Happy coincidences

Today I am turning in the last pieces of my tenure file to be sent to external reviewers. (I am burning *8* CD copies of my file as I write this.)

And, I received a UPS box filled with cookies and a thank you note from one of my best and brightest undergrads from the last two years.

I know who is going to go home and have celebratory homemade cookies and milk!

Update: The cookies are personalized!!!! She’s going to UGA for law school–hence the black and red, but I’m not sure about the shape. Bulldog maybe?

Update2: It’s the head of a gavel. The handle broke off.

Holding me back

I’m scheduled to get a new GT laptop this fall. Given the spyware that OIT installs on machines that log into the domain, I started thinking about getting one of these or these (back when there was a Linux option–WHERE DID IT GO!?!?!?!?!). Since I get lost without a right click and am baffled every time I’m forced to interact with a Mac, I was leaning toward the Linux option (which has now apparently disappeared!).

The only thing keeping me from Linux was the lack of a PDF editor. Perhaps by the time there’s another small PC option that comes with all the drivers preloaded for Linux, there will also be a PDF editor.

Johnston H.S. RIP

It’s official. My alma mater is officially the worst school in Texas and will be the first to be closed for noncompliance with required improvements in educational testing outcomes. It was probably failing when I attended, too, though the liberal arts magnet probably camouflaged the failing test scores. This was my district school–even without the magnet. Now, students from the neighborhood I grew up in attend Akins HS.
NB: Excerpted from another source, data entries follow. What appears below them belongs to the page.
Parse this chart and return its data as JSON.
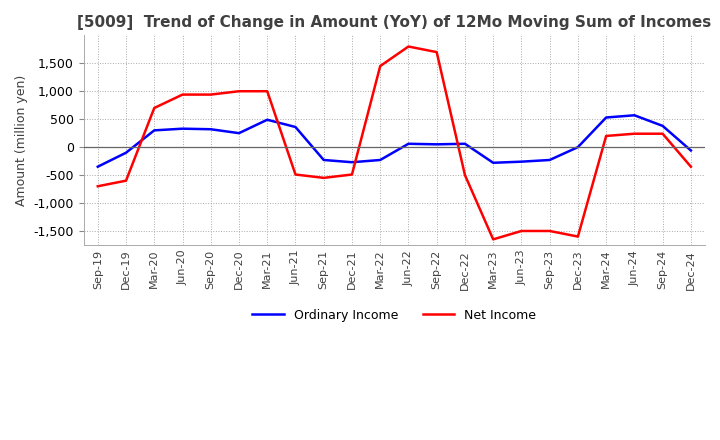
{
  "title": "[5009]  Trend of Change in Amount (YoY) of 12Mo Moving Sum of Incomes",
  "ylabel": "Amount (million yen)",
  "x_labels": [
    "Sep-19",
    "Dec-19",
    "Mar-20",
    "Jun-20",
    "Sep-20",
    "Dec-20",
    "Mar-21",
    "Jun-21",
    "Sep-21",
    "Dec-21",
    "Mar-22",
    "Jun-22",
    "Sep-22",
    "Dec-22",
    "Mar-23",
    "Jun-23",
    "Sep-23",
    "Dec-23",
    "Mar-24",
    "Jun-24",
    "Sep-24",
    "Dec-24"
  ],
  "ordinary_income": [
    -350,
    -100,
    300,
    330,
    320,
    250,
    490,
    360,
    -230,
    -270,
    -230,
    60,
    50,
    60,
    -280,
    -260,
    -230,
    0,
    530,
    570,
    380,
    -60
  ],
  "net_income": [
    -700,
    -600,
    700,
    940,
    940,
    1000,
    1000,
    -490,
    -550,
    -490,
    1450,
    1800,
    1700,
    -500,
    -1650,
    -1500,
    -1500,
    -1600,
    200,
    240,
    240,
    -350
  ],
  "ordinary_color": "#0000ff",
  "net_color": "#ff0000",
  "ylim": [
    -1750,
    2000
  ],
  "yticks": [
    -1500,
    -1000,
    -500,
    0,
    500,
    1000,
    1500
  ],
  "bg_color": "#ffffff",
  "grid_color": "#aaaaaa",
  "title_color": "#404040",
  "line_width": 1.8
}
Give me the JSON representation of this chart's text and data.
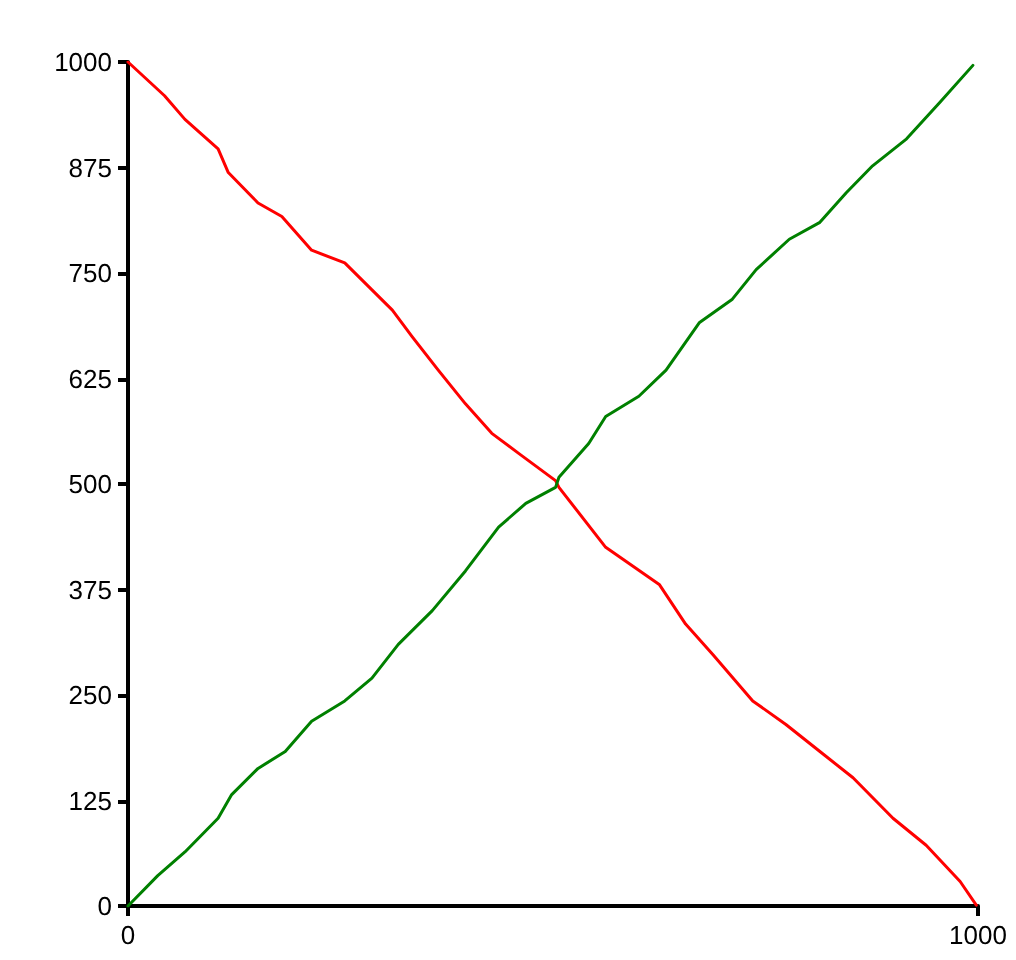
{
  "chart_data": {
    "type": "line",
    "xlim": [
      0,
      1000
    ],
    "xticks": [
      0,
      1000
    ],
    "ylim": [
      0,
      1000
    ],
    "yticks": [
      0,
      125,
      250,
      375,
      500,
      625,
      750,
      875,
      1000
    ],
    "grid": false,
    "marker": "none",
    "line_style": "solid",
    "series": [
      {
        "color": "#ff0000",
        "x": [
          0,
          43,
          67,
          106,
          118,
          153,
          181,
          216,
          255,
          287,
          311,
          334,
          365,
          397,
          428,
          460,
          503,
          507,
          562,
          625,
          656,
          688,
          735,
          774,
          814,
          853,
          900,
          939,
          979,
          998
        ],
        "values": [
          1000,
          960,
          932,
          897,
          869,
          833,
          817,
          777,
          762,
          730,
          706,
          675,
          635,
          595,
          560,
          536,
          504,
          496,
          425,
          381,
          334,
          298,
          243,
          215,
          183,
          152,
          104,
          72,
          29,
          1
        ]
      },
      {
        "color": "#008000",
        "x": [
          0,
          35,
          67,
          106,
          122,
          153,
          185,
          216,
          255,
          287,
          318,
          358,
          397,
          436,
          468,
          503,
          507,
          542,
          562,
          601,
          633,
          672,
          711,
          739,
          778,
          814,
          845,
          876,
          916,
          955,
          994
        ],
        "values": [
          0,
          36,
          64,
          104,
          132,
          163,
          183,
          219,
          243,
          270,
          310,
          350,
          397,
          449,
          477,
          496,
          508,
          548,
          580,
          604,
          635,
          691,
          719,
          754,
          790,
          810,
          845,
          877,
          909,
          952,
          996
        ]
      }
    ]
  }
}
Required reading for university students

While I really disagree with some of this blog’s posts (as discussed here), this one has a good warning for students today. I find that too many students feel they can effectively multi-task, that somehow multi-tasking makes them work better. Instead, I’ve found that students with laptops, especially in my grad methods class, tend to have more problems with the material. Or maybe the effect is spurious–they are on their laptops because they have already disengaged from the material.
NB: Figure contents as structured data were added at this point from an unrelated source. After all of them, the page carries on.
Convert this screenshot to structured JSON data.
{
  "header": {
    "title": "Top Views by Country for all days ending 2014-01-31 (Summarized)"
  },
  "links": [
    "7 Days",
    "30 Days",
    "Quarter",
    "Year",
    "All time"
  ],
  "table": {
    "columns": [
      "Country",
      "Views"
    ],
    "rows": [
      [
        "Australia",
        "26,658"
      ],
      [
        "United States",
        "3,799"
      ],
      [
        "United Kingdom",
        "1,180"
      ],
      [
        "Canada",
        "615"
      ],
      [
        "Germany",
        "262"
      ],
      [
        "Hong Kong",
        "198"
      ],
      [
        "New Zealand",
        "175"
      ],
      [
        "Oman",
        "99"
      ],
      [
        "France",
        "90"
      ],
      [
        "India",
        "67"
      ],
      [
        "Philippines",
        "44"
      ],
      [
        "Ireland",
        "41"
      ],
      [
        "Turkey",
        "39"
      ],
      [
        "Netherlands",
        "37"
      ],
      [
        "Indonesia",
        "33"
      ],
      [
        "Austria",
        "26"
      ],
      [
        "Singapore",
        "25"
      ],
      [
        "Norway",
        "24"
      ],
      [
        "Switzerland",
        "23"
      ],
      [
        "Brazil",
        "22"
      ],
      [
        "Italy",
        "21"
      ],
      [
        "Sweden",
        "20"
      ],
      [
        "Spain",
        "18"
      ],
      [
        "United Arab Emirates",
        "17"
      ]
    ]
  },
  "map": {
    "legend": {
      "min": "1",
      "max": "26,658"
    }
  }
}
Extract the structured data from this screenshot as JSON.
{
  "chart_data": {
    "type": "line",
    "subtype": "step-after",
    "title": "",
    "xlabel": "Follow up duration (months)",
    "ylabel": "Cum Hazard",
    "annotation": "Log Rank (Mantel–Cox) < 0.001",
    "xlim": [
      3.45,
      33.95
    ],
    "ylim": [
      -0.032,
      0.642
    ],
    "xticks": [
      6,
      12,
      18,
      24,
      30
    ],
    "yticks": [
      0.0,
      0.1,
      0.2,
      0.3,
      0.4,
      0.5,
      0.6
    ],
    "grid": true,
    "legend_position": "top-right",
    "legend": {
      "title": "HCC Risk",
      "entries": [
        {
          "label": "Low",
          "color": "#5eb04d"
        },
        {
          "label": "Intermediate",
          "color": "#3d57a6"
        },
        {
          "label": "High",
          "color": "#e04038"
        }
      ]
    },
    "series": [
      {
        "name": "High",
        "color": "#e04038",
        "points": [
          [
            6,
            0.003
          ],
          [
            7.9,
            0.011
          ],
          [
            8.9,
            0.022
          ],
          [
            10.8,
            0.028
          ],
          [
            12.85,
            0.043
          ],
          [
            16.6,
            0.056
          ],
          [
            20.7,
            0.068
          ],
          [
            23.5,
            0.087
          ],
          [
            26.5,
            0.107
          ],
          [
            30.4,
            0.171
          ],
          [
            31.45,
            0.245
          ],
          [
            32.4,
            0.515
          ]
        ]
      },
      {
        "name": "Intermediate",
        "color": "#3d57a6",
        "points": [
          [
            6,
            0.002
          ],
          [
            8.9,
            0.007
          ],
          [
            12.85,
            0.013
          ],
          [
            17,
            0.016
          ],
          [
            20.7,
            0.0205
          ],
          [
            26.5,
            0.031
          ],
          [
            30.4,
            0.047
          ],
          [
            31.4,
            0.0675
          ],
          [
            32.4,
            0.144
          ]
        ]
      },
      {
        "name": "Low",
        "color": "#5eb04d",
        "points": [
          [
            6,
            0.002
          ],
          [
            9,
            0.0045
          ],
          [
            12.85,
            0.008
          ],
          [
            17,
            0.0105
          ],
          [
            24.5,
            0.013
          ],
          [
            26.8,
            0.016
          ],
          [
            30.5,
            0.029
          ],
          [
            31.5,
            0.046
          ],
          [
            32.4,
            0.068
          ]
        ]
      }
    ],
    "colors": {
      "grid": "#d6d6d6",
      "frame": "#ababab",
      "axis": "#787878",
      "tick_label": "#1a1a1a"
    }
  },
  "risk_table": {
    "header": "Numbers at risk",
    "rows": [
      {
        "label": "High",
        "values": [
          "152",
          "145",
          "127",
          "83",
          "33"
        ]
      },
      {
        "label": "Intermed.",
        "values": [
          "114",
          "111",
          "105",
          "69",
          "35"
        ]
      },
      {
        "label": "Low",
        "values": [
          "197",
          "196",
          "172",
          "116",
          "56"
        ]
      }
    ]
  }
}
In any case, I find that students have very poor poker faces when it comes to recreational surfing during class. The amused faces they make while browsing Facebook, YouTube, or their email are clearly not timed to match my occasional in-class wit.
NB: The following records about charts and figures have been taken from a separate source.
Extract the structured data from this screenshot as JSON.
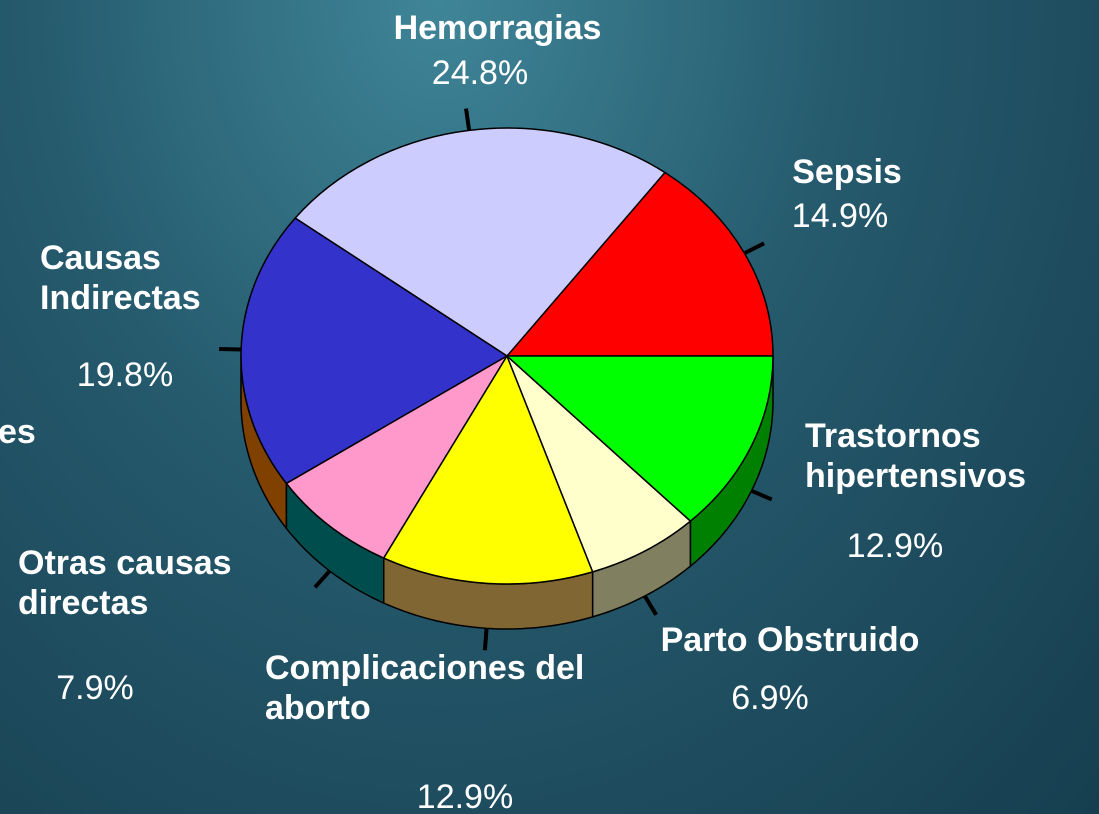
{
  "chart_data": {
    "type": "pie",
    "categories": [
      "Sepsis",
      "Hemorragias",
      "Causas Indirectas",
      "Otras causas directas",
      "Complicaciones del aborto",
      "Parto Obstruido",
      "Trastornos hipertensivos"
    ],
    "values": [
      14.9,
      24.8,
      19.8,
      7.9,
      12.9,
      6.9,
      12.9
    ],
    "value_labels": [
      "14.9%",
      "24.8%",
      "19.8%",
      "7.9%",
      "12.9%",
      "6.9%",
      "12.9%"
    ],
    "colors": [
      "#ff0000",
      "#ccccff",
      "#3333cc",
      "#ff99cc",
      "#ffff00",
      "#ffffcc",
      "#00ff00"
    ],
    "side_colors": [
      "#800000",
      "#666680",
      "#804000",
      "#004d4d",
      "#806633",
      "#808060",
      "#008000"
    ],
    "annotations": [
      "es"
    ]
  }
}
At GT, apparently more faculty are banning laptops from class. This will be the policy in my methods class this fall, especially since very few (if no) students would be able to really efficiently take stats notes on their laptops, given the need for special characters. And, I give them handouts with the slides every week so they don’t have to copy equations but can take notes around them.

I still haven’t decided about my two summer school classes that start June 16.

What kind of logic?

According to the NYT, more than half of the undocumented workers at an Iowa meat-packing plant are going to be sent to prison for five months before being deported. Some are being put on probation. Imagine the cost of prosecuting and imprisoning those workers.

Meanwhile,

No charges have been brought against managers or owners at Agriprocessors, but there were indications that prosecutors were also preparing a case against the company. In pleading guilty, immigrants had to agree to cooperate with any investigation.